What’s always intrigued me is that invisible layer between intention and action. Why do they trust one website immediately and doubt another that looks similar? Why does a feature that tests perfectly in lab conditions completely fail when personal and contextual factors come into play?
The answers are rarely technical. They’re human. As a user experience consultant, I see firsthand the issues users face when working with technology that hasn’t been designed for their needs. I watch people struggle—not because they’re incapable, but because the system assumes they think like the people who built it.
Many of our projects involve discovery research—understanding user needs before a single pixel is designed. This is just as important as evaluative research like usability testing. Because by the time you’re testing a prototype, you’ve already made dozens of decisions based on assumptions. If those assumptions are wrong, you’re rebuilding, which radically increases project costs.
The most critical insights are often the most subtle. It’s the tiny moment of uncertainty. The hesitation before a button click. The confusion over a label that made perfect sense in the design meeting but means little outside that room. Then there are expectations no one knew existed. These ‘errors of omission‘ stem from insufficient understanding of user needs, causing users to lose confidence and pause mid-task.
These details are invisible to AI or based on overly generalised information lacking individual context. They’re barely visible to us unless we go looking. And that’s exactly what we do.
We sit with users to understand their ‘job to be done’ and identify what will make or break their experience. We watch them navigate from discovery to completion. We listen to what they say and notice when body language shifts, when confidence drops, when they second-guess themselves. We ask why—not confrontationally, but to understand their mental model, their drivers, their motivation. We surface circumstances that could impact their ability to complete tasks, from individual impairments to real-world contexts.
People don’t fail because they’re not smart enough. They fail because the product doesn’t align with how they naturally think and behave.
Take trust. It isn’t a feature you can add. It emerges from countless micro-decisions—clarity of information, consistency of behaviour, respect for the user’s time. If anyone is off, trust erodes and is hard to recover. Or consider perceived benefit. If users can’t immediately grasp what’s in it for them, or if the path feels too effortful, they’ll walk away. The old adage “If the user can’t use it, it doesn’t work” lives on in the age of AI.

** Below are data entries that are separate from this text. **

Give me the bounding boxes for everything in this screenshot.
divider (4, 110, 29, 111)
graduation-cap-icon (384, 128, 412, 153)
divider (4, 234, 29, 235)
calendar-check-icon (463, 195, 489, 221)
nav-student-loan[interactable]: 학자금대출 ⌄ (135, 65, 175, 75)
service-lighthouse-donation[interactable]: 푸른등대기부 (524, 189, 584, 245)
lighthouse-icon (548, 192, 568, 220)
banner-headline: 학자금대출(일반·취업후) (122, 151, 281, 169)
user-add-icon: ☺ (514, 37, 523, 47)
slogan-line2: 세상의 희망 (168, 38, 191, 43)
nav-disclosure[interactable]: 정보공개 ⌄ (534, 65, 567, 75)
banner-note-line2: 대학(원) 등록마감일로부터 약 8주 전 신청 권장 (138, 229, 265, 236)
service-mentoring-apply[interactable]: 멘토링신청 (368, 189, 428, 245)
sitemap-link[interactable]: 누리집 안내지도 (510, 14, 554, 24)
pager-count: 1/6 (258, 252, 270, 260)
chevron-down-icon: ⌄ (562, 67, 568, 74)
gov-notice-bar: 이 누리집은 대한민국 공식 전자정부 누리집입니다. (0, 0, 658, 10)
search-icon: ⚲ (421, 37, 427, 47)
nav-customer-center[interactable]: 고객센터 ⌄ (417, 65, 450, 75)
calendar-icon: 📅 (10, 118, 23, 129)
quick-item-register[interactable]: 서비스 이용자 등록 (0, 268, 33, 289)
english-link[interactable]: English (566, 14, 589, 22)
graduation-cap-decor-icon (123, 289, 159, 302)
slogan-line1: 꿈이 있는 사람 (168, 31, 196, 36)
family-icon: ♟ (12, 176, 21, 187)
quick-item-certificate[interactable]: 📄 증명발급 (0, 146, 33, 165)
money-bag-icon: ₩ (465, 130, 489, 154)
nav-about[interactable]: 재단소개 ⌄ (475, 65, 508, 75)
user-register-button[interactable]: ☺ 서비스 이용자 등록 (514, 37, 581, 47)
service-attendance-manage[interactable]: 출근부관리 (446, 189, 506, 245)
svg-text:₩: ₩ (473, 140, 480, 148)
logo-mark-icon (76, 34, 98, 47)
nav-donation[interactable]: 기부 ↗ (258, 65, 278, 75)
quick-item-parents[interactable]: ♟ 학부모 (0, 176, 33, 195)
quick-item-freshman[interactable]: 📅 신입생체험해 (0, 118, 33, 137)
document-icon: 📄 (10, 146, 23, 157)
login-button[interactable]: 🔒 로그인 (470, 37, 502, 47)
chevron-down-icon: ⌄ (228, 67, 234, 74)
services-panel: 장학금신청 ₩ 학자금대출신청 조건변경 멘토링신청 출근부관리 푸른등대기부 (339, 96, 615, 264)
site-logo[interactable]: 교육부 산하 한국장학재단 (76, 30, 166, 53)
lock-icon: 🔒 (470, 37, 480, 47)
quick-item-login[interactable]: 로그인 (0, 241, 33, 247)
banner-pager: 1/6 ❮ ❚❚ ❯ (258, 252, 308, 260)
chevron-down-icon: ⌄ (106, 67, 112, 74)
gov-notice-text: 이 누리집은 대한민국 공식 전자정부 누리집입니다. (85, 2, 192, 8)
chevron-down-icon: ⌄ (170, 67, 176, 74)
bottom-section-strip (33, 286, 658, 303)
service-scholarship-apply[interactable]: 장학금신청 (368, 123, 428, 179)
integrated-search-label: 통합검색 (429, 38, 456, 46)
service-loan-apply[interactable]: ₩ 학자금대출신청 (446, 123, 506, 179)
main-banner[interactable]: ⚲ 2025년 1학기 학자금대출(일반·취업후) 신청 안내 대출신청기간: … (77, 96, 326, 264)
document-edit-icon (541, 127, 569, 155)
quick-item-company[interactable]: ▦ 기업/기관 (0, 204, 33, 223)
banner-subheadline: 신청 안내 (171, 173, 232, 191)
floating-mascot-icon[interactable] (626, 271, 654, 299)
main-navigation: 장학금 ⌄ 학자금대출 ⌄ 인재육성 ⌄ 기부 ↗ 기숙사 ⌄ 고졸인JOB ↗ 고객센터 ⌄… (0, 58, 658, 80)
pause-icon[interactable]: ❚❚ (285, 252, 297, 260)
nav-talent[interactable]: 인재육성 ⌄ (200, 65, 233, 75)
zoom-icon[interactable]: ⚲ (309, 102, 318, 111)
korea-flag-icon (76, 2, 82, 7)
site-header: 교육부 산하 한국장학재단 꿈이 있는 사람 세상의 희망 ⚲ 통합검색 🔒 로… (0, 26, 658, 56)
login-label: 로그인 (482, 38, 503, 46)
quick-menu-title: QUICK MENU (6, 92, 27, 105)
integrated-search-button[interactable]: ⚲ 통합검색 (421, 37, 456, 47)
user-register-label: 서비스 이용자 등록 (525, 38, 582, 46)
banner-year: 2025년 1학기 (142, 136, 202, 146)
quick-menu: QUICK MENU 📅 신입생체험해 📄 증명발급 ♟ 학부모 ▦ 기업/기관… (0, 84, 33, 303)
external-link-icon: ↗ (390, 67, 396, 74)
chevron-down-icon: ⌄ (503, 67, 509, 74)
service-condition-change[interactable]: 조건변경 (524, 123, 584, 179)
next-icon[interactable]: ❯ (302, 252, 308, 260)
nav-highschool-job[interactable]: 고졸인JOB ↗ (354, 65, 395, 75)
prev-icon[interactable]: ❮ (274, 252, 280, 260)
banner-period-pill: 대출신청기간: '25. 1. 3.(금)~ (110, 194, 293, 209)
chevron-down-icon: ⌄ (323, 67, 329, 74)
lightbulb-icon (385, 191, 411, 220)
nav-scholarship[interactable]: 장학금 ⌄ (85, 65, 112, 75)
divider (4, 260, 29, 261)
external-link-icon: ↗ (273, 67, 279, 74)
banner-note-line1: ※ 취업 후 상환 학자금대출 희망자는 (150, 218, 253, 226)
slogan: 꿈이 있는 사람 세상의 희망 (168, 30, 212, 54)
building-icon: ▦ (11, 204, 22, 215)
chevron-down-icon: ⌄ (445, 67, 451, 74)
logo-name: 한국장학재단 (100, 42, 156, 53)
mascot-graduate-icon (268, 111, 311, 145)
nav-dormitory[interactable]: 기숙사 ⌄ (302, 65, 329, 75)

This is why we spend time in the upfront discovery phase—capturing needs, motivations, and expectations before decisions get locked in.
There’s a synergy between what Paul’s team does at Zudu and what we do at User Vision. AI gives you speed, scale, and automation of repetitive tasks. But it can’t tell you why someone hesitates. It can’t feel the difference between “this works” and “this feels right.”
That’s where humans come in. That’s where empathy, curiosity, and deep understanding create experiences that don’t just function, they resonate.
AI is a powerful tool, but its value depends entirely on the human wielding it. If we use it to move faster without understanding better, we’ll just make mistakes more efficiently. But if we use it to create space, space to think, to listen, to truly understand the people we’re designing for, then we can build something genuinely better.
Not just smarter and faster, but more human.
And in a world increasingly shaped by artificial intelligence, that might be the most valuable thing we can offer.